Our climate is fairly warm, we were able to heat our house two winters ago with our Pacific Energy Vista with subpar wood but it was a royal pain to constantly relight the stove in the morning and reload it every 2 or 3 hours during the day.

I have the opportunity to buy a BKK from a friend who is moving for a VERY reasonable price. But I am concerned its too much stove for my house. We have a lot of shoulder season, with little in the way of bone chilling cold. Will I be able to throttle the BKK down low enough to keep my house at 19c to 21c? I realize I can open a window but I hate to waste wood like that.

I fully realize I will need to upgrade to an 8 inch chimney. I would still save money versus buying a new Chinook or Princess

Thanks!
 
Greetings. It should do ok if the floor plan is open. Otherwise, depending on where the stove is located in the house, how large the stove room is and how open the floorplan is to the stove room the results will vary. Subpar wood is going to complicate things no matter what modern stove is used.
 
Thanks Begreen,

The stove is located in the basement at the bottom of a stairwell that leads to the center of the top floor. The top floor is open floorplan. The stove room is approximately 300 SQft. The other half of the basement is an inlaw suite, so no real direct air transfer to there unless we keep the door open.
 
I'm just leary of being roasted alive anytime I fire it up. BKK advertises a 40 hour burntime at 15k BTU per hour but this is only second year in this house and we don't have a firm handle on the heating requirements
 
Not an ideal setup, but you probably know that. Was the Vista in the same location? My guess it that the stove will do the job but it will probably get warm in the stove room, perhaps 10-20 degrees warmer than upstairs. Which should stay in the comfortable range of 70-75F.
 
That 40 hours at 15k btu is from a full load of wood. You can certainly partially load it if you only want 20 hours of 15k btu.

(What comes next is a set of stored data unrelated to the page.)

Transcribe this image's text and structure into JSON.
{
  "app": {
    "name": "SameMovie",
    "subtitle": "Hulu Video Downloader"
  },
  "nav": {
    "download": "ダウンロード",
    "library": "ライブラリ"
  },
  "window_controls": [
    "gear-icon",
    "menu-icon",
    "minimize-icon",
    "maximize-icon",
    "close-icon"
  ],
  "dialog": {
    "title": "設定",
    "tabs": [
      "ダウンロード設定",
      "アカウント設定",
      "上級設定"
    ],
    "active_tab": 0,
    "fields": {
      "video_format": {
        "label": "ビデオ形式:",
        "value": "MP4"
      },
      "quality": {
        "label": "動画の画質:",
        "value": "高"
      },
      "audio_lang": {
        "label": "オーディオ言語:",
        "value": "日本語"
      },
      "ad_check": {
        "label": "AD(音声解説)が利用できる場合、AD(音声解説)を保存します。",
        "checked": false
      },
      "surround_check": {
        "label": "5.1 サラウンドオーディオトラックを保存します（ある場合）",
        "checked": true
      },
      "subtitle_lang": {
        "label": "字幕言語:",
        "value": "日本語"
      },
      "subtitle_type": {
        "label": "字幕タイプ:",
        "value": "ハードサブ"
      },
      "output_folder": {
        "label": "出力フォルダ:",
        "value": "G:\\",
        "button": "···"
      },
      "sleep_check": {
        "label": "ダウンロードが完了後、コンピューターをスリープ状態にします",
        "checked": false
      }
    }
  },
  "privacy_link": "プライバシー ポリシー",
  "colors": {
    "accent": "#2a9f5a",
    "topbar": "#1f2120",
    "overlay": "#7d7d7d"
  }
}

Based on square footage and build quality, the king is not too much. Your hurdle is heating from a basement and barriers between heated spaces which will be a challenge regardless of stove.

we were able to heat our house two winters ago with our Pacific Energy Vista with subpar wood but it was a royal pain to constantly relight the stove in the morning and reload it every 2 or 3 hours during the day.

If the PE could do it, the BK will do it better with regards to fussing with the stove.
 
Perfect! This is good news.

It was always hotter downstairs when heating with the Vista, but we don't have the option of putting it upstairs and would like to heat the basement suite as well. Hopefully our tenant likes it hot! =D
 
If they don't they can close the door.